In a scenario that parallels some of Raben's description, Whiting Petroleum Corp. CFO Michael Stevens decided to step down ahead of a July 31 second-quarter earnings release that reported a surprise loss and prompted the driller to scale back its production guidance for the rest of the year and cut 33% of its workforce.

Changing investor preferences also drive more mergers and acquisitions as well as business-related restructurings, which generate higher levels of turnover by shaking up management teams.

Frustrated by a massive loss in valuation since Appalachian shale driller EQT Corp.'s November 2017 merger with Rice Energy Inc., for example, shareholders on July 10 voted to immediately replace CEO Robert McNally with Toby Rice to shepherd lower costs and increase cash flows.

More shale drilling and services firms could see C-suite turnover in the immediate future as energy market headwinds persist.

"I think we are going to see more heads roll," Price Futures analyst Phil Flynn said in an email. "You can't just blame the executive, but it's like a manager of a baseball team. When the team doesn't hit it's the manager to blame."

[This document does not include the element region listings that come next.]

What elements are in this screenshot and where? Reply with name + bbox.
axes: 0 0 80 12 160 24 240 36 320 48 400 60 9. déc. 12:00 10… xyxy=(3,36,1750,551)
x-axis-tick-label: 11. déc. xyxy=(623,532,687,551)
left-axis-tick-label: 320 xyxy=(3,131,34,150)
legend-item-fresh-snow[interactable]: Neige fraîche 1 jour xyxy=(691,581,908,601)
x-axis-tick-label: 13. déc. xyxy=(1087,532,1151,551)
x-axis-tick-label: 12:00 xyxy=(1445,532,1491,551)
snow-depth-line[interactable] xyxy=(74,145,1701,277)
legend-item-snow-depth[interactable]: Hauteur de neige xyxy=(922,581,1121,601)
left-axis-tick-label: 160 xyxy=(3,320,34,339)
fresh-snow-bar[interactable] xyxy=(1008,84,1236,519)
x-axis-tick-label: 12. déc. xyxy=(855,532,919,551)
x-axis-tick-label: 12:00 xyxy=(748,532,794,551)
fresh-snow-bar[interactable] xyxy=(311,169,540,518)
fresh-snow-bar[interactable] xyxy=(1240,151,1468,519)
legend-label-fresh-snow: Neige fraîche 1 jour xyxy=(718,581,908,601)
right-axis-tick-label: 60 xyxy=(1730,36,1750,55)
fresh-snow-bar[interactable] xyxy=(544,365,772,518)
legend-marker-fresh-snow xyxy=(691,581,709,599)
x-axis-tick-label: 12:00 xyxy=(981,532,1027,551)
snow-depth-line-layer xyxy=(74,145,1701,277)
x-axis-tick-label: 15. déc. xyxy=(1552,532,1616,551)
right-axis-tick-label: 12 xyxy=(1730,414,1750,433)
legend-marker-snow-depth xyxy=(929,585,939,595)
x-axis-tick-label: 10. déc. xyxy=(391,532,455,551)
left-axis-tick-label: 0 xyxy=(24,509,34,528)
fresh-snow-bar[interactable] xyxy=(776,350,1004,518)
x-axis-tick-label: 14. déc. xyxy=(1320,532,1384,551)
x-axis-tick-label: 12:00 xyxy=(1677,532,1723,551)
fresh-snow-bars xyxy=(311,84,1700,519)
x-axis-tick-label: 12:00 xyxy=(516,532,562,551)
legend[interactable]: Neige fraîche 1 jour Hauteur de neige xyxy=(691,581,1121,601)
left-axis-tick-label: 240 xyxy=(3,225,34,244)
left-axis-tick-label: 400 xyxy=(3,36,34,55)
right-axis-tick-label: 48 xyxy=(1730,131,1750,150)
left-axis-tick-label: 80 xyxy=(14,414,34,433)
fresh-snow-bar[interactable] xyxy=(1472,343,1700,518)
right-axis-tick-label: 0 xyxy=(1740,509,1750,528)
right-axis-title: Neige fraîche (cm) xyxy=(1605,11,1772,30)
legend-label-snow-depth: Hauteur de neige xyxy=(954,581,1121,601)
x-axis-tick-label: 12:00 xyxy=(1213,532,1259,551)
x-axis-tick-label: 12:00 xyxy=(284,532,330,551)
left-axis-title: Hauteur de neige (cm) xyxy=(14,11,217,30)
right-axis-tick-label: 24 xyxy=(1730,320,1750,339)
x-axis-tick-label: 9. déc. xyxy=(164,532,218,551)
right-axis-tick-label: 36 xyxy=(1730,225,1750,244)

EnLink Midstream LLC Executive Chairman Barry Davis' unexpected return to the CEO role on Aug. 8, meanwhile, was a response to the pipeline company's underwhelming relationship with private equity owner Global Infrastructure Partners, which acquired Devon Energy Corp.'s stakes in the company and its master limited partnership in 2018 ahead of an internal consolidation announced in October 2018.

Other midstream transitions were anticipated in connection with changes at the sponsor level, including Western Midstream Partners LP's CEO and COO overhaul following Occidental Petroleum Corp.'s completed merger with Anadarko Petroleum Corp., while the CEO, COO and CFO of Noble Midstream Partners LP's general partner have all resigned since the end of June amid rumors that parent Noble Energy Inc. is looking to unload its ownership interest as it completes a strategic review. At the root of those concluded and potential transactions, investors' frustration with struggling unit prices can be seen, according to Mizuho Securities USA LLC Managing Director Gabriel Moreen.

"I can't recall a time period where there's been this much turnover within midstream," Moreen said in an interview. "I would imagine there would be even more if it weren't for the MLP structure making it difficult for investors to effectuate change in the C-suite."

CBRE Clarion Securities portfolio manager and MLP expert Hinds Howard agreed that controlling general partners' reluctance to relinquish ownership often precludes the new management some partnerships need.

"It would be great to see some new blood, but more than likely we'll continue to see these small partnerships be run by some version of the same old guys," Howard said in an interview.

On the gas utilities side, both Atmos Energy Corp. and New Jersey Resources Corp. recently announced the departure of their CEOs, effective Sept. 30.

Bankrupt California utility Pacific Gas and Electric Co. also named former AES Corp. executive Andrew Vesey as CEO. Parent company PG&E Corp. is fielding financing proposals for a reorganization, and the utility will file a plan in the coming weeks as part of its Chapter 11 bankruptcy proceeding.